Lorsque Mailhe lui présenta (le 25 août 1792) un projet de décret, très étudié, pour casser les effets de l’ordonnance de 1669 et pour obliger les seigneurs à restituer aux communes villageoises les terres qui leur avaient été enlevées depuis deux cents ans, ce décret ne fut pas accepté. Par contre, onze jours auparavant, la Législative, sur la proposition de François (de Neufchâteau), avait déjà ordonné ce qui suit : — 1o « Dès cette année, immédiatement après les récoltes, tous les terrains et usages communaux autres que les bois, [c’est-à-dire, même les terrains de pacage possédés par les communes et sur lesquels le droit de pâture appartenait généralement à tous les habitants], seront partagés entre les citoyens de chaque commune ; 2o ces citoyens jouiront en toute propriété de leurs portions respectives ; 3o les biens communaux, connus sous les noms de sursis et vacants, seront également divisés entre les habitants ; et 4o, pour fixer le mode de partage, le Comité d’agriculture présentera dans trois jours un projet de décret. » Par ce même décret la Législative abolissait la solidarité dans les paiements de redevances et d’impôts que les paysans avaient à payer[3].

Ce décret était un vrai coup de Jarnac porté à la propriété communale. Bâclé avec nonchalance et d’un vague incroyable, il semble si extravagant que pendant quelque temps je ne pouvais pas croire que le texte de ce décret, donné par Dalloz, ne fût pas un résumé imparfait, et j’en cherchais le texte complet. Mais c’est bien le texte exact et complet de cette loi extraordinaire qui, d’un coup de plume, abolissait la propriété communale en France, en privant de tous droits sur les terres communales ceux qu’on appelait les habitants, ou les Ansässigen.

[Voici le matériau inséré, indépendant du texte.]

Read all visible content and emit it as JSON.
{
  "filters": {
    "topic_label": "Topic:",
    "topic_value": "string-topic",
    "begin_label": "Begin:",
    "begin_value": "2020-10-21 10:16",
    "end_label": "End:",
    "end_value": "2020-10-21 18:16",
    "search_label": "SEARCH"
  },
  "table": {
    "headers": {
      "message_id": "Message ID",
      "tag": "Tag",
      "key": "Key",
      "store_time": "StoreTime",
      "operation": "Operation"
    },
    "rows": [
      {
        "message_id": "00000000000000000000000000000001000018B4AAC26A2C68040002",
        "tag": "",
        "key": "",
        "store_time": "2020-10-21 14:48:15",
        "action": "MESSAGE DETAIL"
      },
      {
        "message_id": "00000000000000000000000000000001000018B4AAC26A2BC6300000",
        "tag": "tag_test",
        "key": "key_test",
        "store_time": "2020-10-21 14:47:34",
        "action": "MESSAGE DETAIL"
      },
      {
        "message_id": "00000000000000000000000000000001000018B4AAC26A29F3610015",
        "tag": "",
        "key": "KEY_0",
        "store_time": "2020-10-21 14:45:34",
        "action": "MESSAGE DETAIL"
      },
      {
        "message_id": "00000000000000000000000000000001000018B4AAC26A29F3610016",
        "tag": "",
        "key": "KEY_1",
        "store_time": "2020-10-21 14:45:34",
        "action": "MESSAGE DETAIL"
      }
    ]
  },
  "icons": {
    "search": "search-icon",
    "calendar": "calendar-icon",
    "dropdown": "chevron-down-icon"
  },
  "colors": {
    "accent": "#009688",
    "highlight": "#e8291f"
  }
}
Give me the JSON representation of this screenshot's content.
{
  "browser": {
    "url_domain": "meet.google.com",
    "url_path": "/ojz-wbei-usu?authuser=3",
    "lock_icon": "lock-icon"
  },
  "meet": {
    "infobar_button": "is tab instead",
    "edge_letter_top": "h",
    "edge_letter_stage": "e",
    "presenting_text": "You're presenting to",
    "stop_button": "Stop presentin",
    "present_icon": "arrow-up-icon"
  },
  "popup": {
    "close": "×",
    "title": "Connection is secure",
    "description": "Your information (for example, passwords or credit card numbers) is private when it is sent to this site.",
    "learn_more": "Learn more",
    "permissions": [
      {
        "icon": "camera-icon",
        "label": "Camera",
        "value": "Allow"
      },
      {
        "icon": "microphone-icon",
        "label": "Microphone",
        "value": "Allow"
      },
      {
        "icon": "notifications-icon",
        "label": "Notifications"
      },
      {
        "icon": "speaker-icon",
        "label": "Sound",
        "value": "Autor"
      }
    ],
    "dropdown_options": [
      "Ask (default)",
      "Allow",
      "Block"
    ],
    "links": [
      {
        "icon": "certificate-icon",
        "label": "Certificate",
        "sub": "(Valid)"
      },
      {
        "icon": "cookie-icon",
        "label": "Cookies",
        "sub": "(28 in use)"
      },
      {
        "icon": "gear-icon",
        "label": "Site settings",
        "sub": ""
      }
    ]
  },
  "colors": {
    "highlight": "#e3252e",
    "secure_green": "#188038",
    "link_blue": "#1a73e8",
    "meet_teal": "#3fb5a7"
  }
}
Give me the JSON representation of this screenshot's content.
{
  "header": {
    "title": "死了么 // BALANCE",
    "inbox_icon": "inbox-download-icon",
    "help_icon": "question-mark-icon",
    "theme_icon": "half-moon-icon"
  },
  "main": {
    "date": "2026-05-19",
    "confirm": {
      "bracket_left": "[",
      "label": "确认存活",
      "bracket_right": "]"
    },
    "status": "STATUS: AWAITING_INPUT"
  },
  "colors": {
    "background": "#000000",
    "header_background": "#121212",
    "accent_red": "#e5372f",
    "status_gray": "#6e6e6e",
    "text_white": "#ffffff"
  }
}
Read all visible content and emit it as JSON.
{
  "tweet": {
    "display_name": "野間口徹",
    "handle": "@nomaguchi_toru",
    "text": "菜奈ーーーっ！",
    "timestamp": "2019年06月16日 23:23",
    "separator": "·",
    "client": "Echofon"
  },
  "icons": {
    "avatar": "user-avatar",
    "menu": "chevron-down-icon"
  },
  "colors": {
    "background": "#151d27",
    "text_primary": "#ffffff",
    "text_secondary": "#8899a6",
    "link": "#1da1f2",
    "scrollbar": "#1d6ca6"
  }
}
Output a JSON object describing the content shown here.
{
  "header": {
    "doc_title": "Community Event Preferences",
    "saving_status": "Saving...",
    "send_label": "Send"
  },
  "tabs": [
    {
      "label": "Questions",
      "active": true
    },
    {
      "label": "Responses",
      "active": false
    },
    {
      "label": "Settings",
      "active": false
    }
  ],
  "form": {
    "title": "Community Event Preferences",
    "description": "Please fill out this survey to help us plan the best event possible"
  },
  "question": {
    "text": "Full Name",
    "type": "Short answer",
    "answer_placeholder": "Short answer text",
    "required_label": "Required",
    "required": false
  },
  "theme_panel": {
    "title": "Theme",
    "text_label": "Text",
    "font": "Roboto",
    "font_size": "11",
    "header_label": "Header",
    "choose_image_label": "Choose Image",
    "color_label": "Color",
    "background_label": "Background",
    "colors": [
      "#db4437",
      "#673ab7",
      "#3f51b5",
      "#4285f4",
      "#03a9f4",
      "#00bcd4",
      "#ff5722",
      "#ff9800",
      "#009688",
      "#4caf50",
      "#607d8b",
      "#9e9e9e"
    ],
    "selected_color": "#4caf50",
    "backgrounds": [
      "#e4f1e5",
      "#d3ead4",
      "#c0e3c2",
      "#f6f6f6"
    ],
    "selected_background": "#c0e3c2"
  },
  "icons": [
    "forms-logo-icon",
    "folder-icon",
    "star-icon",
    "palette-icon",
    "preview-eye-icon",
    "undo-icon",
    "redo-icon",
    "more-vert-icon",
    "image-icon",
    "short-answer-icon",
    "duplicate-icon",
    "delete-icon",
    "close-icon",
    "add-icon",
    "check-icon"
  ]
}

Nous comprenons parfaitement la fureur que ce décret dut provoquer en France, dans la fraction pauvre des populations rurales. Il fut compris comme l’ordre de partager les terres communales entre les citoyens actifs, et seulement les « citoyens », à l’exclusion des « habitants » et des pauvres. C’était la spoliation à l’avantage du bourgeois de village[4]. À lui seul, ce décret, avec son paragraphe 3, aurait suffi pour soulever toute la Bretagne paysanne.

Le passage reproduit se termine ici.